Nesta quinta-feira (19) o Projeto Eu Tenho Voz na Rede teve sua 3ª apresentação on-line, desta vez  na escola pública E. M. Prof. Edilene Marli Borghese, em Piracicaba, interior de São Paulo. Estiveram presentes a diretora Tamara Costa, mais de 20 alunos da 5ª série, a idealizadora e coordenadora do projeto e 2ª vice-presidente do Instituto Paulista de Magistrados (IPAM), juíza Hertha Helena Rollemberg Padilha de Oliveira, e a atriz Vânia Lima, da Cia NarrAr Histórias Teatralizadas.

Durante o encontro, com o objetivo de informar e sensibilizar as crianças sobre a violência e o abuso sexual, foram apresentadas duas narrativas em vídeo: “A Menina Invisível” e “Turbulência”, produzidas especialmente com essa finalidade pela Cia NarrAr. A primeira narrativa, com a atriz Daniela Cavagis, contou a história sobre abuso sexual contra meninas e a segunda, com o ator Fabrício Zava, retratou a história de abuso sexual contra um menino.

Em seguida, a juíza Hertha Helena explicou que todos os fóruns têm um juiz que cuida da infância e a da adolescência e “que se pode fazer uma denúncia de violência ou abuso sexual para uma pessoa de confiança da família, um amigo, o professor, o diretor e também de forma anônima, sem precisar se identificar”. Para fazer a denúncia, a juíza indicou os  Disque 100, 181 e 190, ou por meio do hotsite do Projeto Eu Tenho Voz, no email: eutenhovoz@ipam.com.br e/ou pelo telefone (11) 3105-9290. E lembrou para que todos os alunos guardem a “Cartilha Eu Tenho Voz” que contém todas as informações e os números para fazer a denúncia.
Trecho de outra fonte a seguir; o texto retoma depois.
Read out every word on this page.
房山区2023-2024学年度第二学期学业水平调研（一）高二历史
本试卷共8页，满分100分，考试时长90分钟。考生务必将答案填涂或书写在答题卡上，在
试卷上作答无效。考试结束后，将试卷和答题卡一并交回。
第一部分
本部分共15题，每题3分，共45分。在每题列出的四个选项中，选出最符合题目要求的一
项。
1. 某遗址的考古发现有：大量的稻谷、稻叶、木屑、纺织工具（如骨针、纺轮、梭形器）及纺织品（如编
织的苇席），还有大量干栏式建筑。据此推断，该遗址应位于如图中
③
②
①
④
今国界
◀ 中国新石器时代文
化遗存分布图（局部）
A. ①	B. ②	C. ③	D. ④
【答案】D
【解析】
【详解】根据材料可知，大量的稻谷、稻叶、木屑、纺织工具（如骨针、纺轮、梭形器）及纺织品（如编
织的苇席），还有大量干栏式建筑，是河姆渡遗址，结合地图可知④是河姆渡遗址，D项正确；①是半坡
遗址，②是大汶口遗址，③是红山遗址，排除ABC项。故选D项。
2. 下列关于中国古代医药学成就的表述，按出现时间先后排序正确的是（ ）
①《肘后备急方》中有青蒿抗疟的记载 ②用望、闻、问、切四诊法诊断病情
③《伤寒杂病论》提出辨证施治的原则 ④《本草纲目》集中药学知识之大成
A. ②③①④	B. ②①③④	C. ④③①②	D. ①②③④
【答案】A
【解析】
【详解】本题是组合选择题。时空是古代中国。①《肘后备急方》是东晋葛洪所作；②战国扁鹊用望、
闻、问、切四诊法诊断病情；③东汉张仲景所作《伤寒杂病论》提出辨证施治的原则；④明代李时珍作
“Quando recebemos a denúncia no Judiciário, a violência está acontecendo há muito tempo. Isso se repete porque a criança não conta para ninguém o que está acontecendo, por muitos motivos. Sofre ameaças do agressor, que diz que vai fazer algum mal para a criança ou para alguém da família. Muitas vezes o agressor fala que se a criança contar para um adulto ninguém vai acreditar. E isso não é verdade. Nós acreditamos na palavra de todas as crianças”, enfatizou a magistrada, que disse também que “ninguém merece sofrer violência física, sexual, ou de qualquer tipo, e a pessoa que pratica a violência não vai parar sozinha, por isso é importante denunciar”, finalizou, e se colocou à disposição das crianças para ouvi-las em separado.

O Projeto Eu Tenho Voz será apresentado em mais 7 escolas de Piracicaba.